While most of the country watched the Vancouver Canucks take Game 2, I was at Toronto’s Four Season’s Centre, a witness to the thrilling premiere of the National Ballet’s Alice’s Adventures in Wonderland. A co-production with the Royal Ballet, this is the most ambitious show ever mounted in the history of the Canadian company, and it’s stunning. Going beyond ballet, Alice is an exhilarating spectacle that combines the “wow” factor of a hit Broadway show with stagecraft wizardry that would be the envy of Robert Lepage. While wholly embracing classical ballet, this pop extravaganza uses cinematic projection, puppetry, tap dancing and a kaleidoscope of optical tricks to conjure the story’s psychedelic contortions. After the banality of Tim Burton’s recent 3D blockbuster, I thought it might be hard to get excited about Alice ever again, but British choreographer Christopher Wheeldon has tweaked the Lewis Carroll tale with a fresh, subversive touch while preserving its familiar elements—something he’s also done to the elements of ballet, which run the gamut from classical purity to vaudevillian farce.

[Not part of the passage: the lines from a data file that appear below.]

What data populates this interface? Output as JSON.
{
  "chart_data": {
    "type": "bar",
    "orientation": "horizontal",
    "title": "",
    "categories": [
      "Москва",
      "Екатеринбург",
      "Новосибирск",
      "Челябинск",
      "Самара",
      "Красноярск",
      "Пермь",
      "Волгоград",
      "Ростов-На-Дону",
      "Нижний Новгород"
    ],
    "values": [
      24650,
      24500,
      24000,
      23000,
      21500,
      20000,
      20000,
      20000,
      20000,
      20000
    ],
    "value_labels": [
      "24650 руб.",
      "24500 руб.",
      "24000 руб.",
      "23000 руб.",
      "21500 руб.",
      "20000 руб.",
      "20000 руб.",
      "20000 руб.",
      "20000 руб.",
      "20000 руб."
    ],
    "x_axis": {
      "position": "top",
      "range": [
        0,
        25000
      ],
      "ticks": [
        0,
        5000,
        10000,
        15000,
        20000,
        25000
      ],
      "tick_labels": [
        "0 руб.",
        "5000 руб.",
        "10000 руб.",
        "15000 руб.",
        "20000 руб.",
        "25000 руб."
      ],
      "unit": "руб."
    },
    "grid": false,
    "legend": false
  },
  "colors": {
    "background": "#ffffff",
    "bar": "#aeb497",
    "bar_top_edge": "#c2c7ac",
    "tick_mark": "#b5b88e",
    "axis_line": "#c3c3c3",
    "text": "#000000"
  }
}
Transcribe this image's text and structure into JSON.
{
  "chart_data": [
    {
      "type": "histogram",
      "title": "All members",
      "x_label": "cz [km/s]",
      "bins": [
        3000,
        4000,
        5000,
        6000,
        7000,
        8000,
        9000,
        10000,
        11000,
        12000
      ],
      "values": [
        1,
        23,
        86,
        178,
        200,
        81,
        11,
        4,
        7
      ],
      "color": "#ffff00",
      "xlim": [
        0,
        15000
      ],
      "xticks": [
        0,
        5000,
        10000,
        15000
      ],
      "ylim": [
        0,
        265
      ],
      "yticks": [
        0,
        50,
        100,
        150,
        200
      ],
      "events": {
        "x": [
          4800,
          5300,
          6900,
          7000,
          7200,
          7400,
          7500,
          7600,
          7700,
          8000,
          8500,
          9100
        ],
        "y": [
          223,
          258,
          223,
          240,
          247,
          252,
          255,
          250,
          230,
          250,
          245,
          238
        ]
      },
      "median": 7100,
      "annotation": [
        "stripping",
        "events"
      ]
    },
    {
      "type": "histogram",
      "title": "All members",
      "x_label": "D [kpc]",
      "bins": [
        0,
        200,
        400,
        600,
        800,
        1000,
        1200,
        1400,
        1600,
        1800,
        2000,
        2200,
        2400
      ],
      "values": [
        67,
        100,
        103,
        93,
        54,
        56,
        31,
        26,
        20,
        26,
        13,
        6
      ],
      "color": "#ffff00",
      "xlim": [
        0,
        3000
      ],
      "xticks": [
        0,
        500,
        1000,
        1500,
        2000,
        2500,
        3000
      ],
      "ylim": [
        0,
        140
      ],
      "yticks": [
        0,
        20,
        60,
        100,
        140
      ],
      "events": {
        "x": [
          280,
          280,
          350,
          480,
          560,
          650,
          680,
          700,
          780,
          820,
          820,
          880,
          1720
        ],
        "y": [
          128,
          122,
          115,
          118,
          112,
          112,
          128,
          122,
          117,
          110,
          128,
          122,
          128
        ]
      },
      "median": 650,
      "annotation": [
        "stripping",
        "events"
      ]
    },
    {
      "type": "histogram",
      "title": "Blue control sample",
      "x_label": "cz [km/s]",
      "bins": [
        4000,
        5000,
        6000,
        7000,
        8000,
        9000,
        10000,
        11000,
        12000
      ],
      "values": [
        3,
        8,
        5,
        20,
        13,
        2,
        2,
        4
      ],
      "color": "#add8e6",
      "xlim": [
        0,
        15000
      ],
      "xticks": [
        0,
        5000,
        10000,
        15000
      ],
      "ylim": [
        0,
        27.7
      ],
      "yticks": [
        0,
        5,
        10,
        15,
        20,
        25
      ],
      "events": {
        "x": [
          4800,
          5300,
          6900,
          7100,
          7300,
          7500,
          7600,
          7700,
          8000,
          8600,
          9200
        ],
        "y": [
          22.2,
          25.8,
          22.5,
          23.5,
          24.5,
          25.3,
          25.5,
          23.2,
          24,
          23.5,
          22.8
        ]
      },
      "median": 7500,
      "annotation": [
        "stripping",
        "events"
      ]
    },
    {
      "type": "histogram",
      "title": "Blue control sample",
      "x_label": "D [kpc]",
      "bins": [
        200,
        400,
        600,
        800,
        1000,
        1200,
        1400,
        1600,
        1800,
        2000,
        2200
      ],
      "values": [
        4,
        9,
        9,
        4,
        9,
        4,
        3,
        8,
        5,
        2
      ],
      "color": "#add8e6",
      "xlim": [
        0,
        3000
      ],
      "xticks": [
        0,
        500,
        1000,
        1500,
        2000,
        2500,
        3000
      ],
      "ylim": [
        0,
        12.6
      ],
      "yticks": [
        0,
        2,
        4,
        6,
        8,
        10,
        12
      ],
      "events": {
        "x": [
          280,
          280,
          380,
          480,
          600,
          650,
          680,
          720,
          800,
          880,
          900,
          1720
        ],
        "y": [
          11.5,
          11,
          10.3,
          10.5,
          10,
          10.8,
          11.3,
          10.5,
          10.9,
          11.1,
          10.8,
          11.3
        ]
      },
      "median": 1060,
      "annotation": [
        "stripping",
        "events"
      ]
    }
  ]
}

Alice is conveniently transformed from a child to a teen in this rendition, and given a beau, allowing for the essential pas de deux. On opening night her role was danced by Jillian Vanstone, who’s not a principal with the company but who charmed the audience with a star-making performance that embodied Alice’s game curiosity. As her beau Jack/the Knave of Hearts, Zdenek Konvalina served as a robust and generous partner. Aleksandar Antonijevic twitched and leapt into character as a very rabbity White Rabbit. And Greta Hodgkinson braved self-parody in as hilarious turn dealing the Queen of Hearts as a campy dance diva. But if applause is any indication, the ensemble’s biggest crowd pleaser was Royal Ballet guest artist Steven McRae, who tap-danced up a storm as the Mad Hatter, one of the show’s most virtuosic sequences.
As a film critic who knows as much about ballet as I do about wine (zilch, but I can sense when it’s good), I was blown away by the production’s cinematic flourishes. Act I opens in a decorous period setting, on a summer afternoon in Oxford in 1862, with Lewis Carroll entertaining the three Liddell Daughters, Lorina, Edith and Alice, as their father and his priggish wife prepare to host a garden party. With a photographer’s blinding flash, reality is shattered, the camera’s cloth hood twirls aloft like a sheik’s black headdress, and Alice plunges headfirst down the rabbit hole—which is projected as a spinning, Vertigo-like spiral, as Joby Talbot’s score accelerates with an adrenaline pulse worthy of Bernard Hermann. A dizzying repertoire of effects convey Alice’s magical transformations, virtually all through the use of scrims and projections. Again and again we succumb to a palpable sense of childlike wonder—how did they do that?An articulated cheshire cat, formed by blacked-out dancers serving as puppeteers, is one of more astonishing highlights. There’s also a cool retro wit to much of the staging, with pop tableaux on a par with James Bond credit sequences. Most inspired are the playing card sequences, with dancers sporting black and red tutus in cut-out shapes of hearts, diamonds, clubs and spades. The staging, the choreography and the score all span a vast repertoire of styles, as each scene becomes a self-contained showpiece in an episodic spectacle.
Apparently there was one bit of stagecraft that failed to materialize—a tower of cards—something artistic director Karen Kain pointed out at a celebratory cocktail across the street after the performance. Beyond the cast and crew, none of us knew it was missing, and none of us cared. Apparently the National Ballet achieved this complex feat of production under great duress, with a punishing deadline. Judging by the jubilation at that opening night soiree, they pulled off a heroic triumph against significant odds. Whether or not you’re a ballet afficionado, Alice’s Adventures in Wonderland is one of those landmark theatrical events that should not be missed.